[SERVER-13772] Detached map-reduce jobs Created: 28/Apr/14 Updated: 06/Dec/22 Resolved: 01/Feb/16 |
|
| Status: | Closed |
| Project: | Core Server |
| Component/s: | MapReduce |
| Affects Version/s: | None |
| Fix Version/s: | None |
| Type: | New Feature | Priority: | Major - P3 |
| Reporter: | Alexander Komyagin | Assignee: | Backlog - Storage Execution Team |
| Resolution: | Won't Fix | Votes: | 0 |
| Labels: | None | ||
| Remaining Estimate: | Not Specified | ||
| Time Spent: | Not Specified | ||
| Original Estimate: | Not Specified | ||
| Issue Links: |
|
||||
| Assigned Teams: |
Storage Execution
|
||||
| Participants: | |||||
| Description |
|
For very big long running map-reduce jobs (say, running for days), it might be useful to have ability to detach the operation from the shell/driver, and have some other means of indication that the job has completed or failed. |
| Comments |
| Comment by Geert Bosch [ 01/Feb/16 ] |
|
This request is not something specific to map-reduce jobs.

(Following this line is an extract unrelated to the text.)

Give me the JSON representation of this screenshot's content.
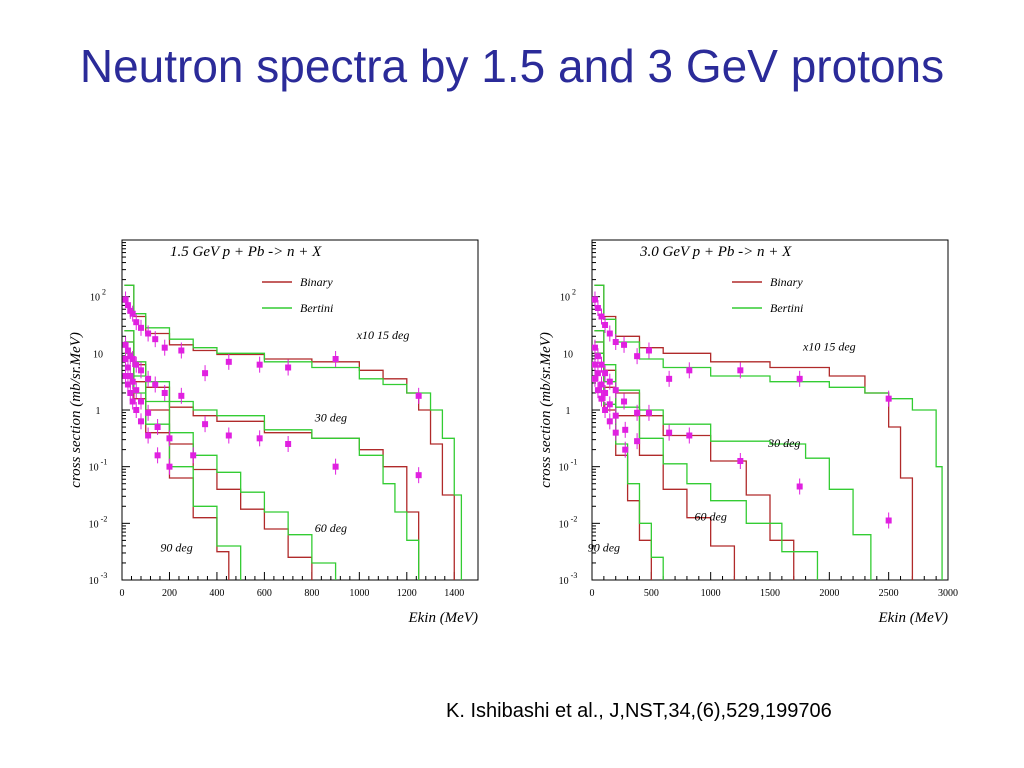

Other operations, such as aggregations or even multi-updates or regular queries, may take a long time as well and have the same issue. The drawback of allowing detached operation is that it will be more likely that unattended jobs will run forever. This would be an issue in particular with commands using server-side JavaScript. Furthermore, it should be expected that commands will have a higher chance of failure if they run longer: an election in a replicaset or some administration commands will also terminate any running commands. It may be better to execute commands with very long run time to run in steps, with each step saving intermediate results. |
| Comment by Charlie Page [ 28/Apr/14 ] |
|
Can we expand this to anything that uses $out or some other way of returning what essentially are async results. |
| Comment by Alexander Komyagin [ 28/Apr/14 ] |
|
I imagine that if a client goes down, MR job will continue executing. However there will be no way to track the status of the job. |